Le crime immobilier parfait ? Un auteur de romans partage son avis sur ce sujet …

Magimmo : Stéphane Boudy (SB) vous publiez le roman Jackpot ! qui sort aux Editions Lajouanie le 27 septembre 2019 (cf : voir l’article LITTERATURE ET IMMOBILIER : entretien avec Stéphane Boudy).
Vos héros sont Propriétaires, Artisans, Marchands de Biens, et leur vie bascule à cause d’un crime. Symbolique ?

SB :

Oui. Dans Jackpot ! le crime commis par Blanchard et Loïc Nicolas est involontaire mais il traduit cette idée : le patrimoine immobilier fait des victimes collatérales. Il est un objet de désir plus ou moins refoulé donc quand les barrières tombent… ça peut faire mal.
La famille de Loïc Nicolas a peur de ce désir. Elle n’encourage jamais son fils à investir. Par contre, elle viendra à son procès.
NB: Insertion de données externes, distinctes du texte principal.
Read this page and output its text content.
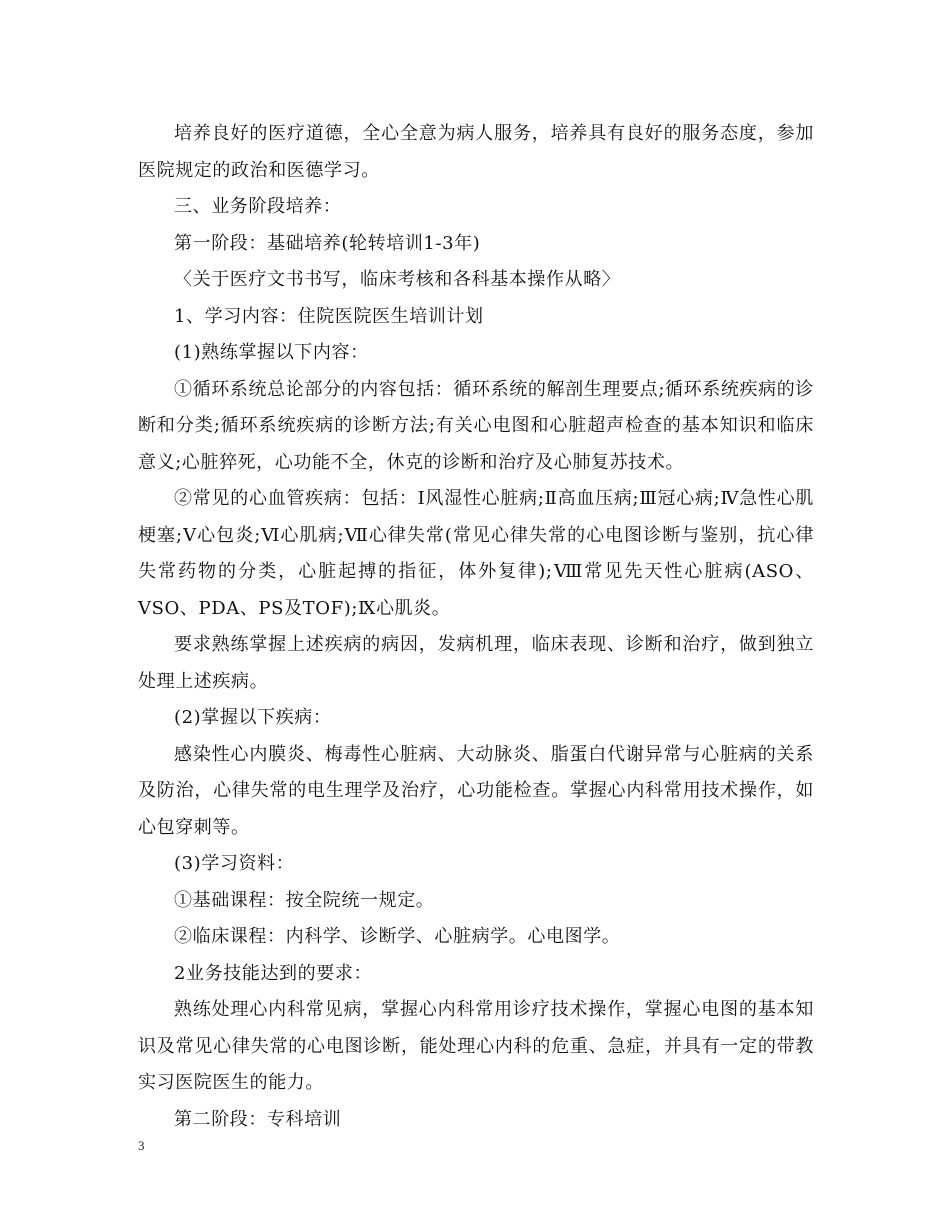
培养良好的医疗道德，全心全意为病人服务，培养具有良好的服务态度，参加医院规定的政治和医德学习。

三、业务阶段培养：

第一阶段：基础培养(轮转培训1-3年)

〈关于医疗文书书写，临床考核和各科基本操作从略〉

1、学习内容：住院医院医生培训计划

(1)熟练掌握以下内容：

①循环系统总论部分的内容包括：循环系统的解剖生理要点;循环系统疾病的诊断和分类;循环系统疾病的诊断方法;有关心电图和心脏超声检查的基本知识和临床意义;心脏猝死，心功能不全，休克的诊断和治疗及心肺复苏技术。

②常见的心血管疾病：包括：Ⅰ风湿性心脏病;Ⅱ高血压病;Ⅲ冠心病;Ⅳ急性心肌梗塞;Ⅴ心包炎;Ⅵ心肌病;Ⅶ心律失常(常见心律失常的心电图诊断与鉴别，抗心律失常药物的分类，心脏起搏的指征，体外复律);Ⅷ常见先天性心脏病(ASO、VSO、PDA、PS及TOF);Ⅸ心肌炎。

要求熟练掌握上述疾病的病因，发病机理，临床表现、诊断和治疗，做到独立处理上述疾病。

(2)掌握以下疾病：

感染性心内膜炎、梅毒性心脏病、大动脉炎、脂蛋白代谢异常与心脏病的关系及防治，心律失常的电生理学及治疗，心功能检查。掌握心内科常用技术操作，如心包穿刺等。

(3)学习资料：

①基础课程：按全院统一规定。

②临床课程：内科学、诊断学、心脏病学。心电图学。

2业务技能达到的要求：

熟练处理心内科常见病，掌握心内科常用诊疗技术操作，掌握心电图的基本知识及常见心律失常的心电图诊断，能处理心内科的危重、急症，并具有一定的带教实习医院医生的能力。

第二阶段：专科培训

3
Magimmo : Quel serait, en immobilier, le crime parfait?

SB :

Il est assez commun dans l’Histoire de s’attaquer sans fondement à la moralité des gens pour ensuite mieux les dépouiller de leurs biens immobiliers.
Le patrimoine alimente tous les fantasmes. Parmi les premières victimes on trouve les Templiers spoliés de leurs biens par Philippe le Bel avec la complicité plus ou moins avérée du Pape Clément 5. C’est une question encore très disputée à laquelle Yannick Boutot répond avec science dans « Le Pape Clément 5 en son château bordelais. »
Jean-Claude Grumberg explique aussi dans son admirable roman « Un secret » comment les Nazis font main basse sur le patrimoine des Juifs d’Europe durant la seconde guerre mondiale.
En ville les appartements et les biens des Juifs sont confisqués. Certains se replient dans des demeures familiales qu’ils possèdent à la campagne.
Ce qui est parfait, du côté de l’ignominie,
C’est de déposséder quelqu’un … de prendre ou de donner un bien qui ne vous appartient pas.
Le loup souffle sur la maison des petits cochons selon le conte anglais de James Halliwell-Phillipps. S’il peut effacer leur habitat il peut effacer leur vie.
Seul le troisième a la vie sauve car sa construction est solide.
Il y a un corps dans chaque patrimoine et on cherche à l’atteindre.
Il se trouve que c’est le propriétaire le plus puissant des trois qui dévore le loup.
Cette fable libérale renforce l’image du propriétaire averti et scrupuleux qui sort grand vainqueur.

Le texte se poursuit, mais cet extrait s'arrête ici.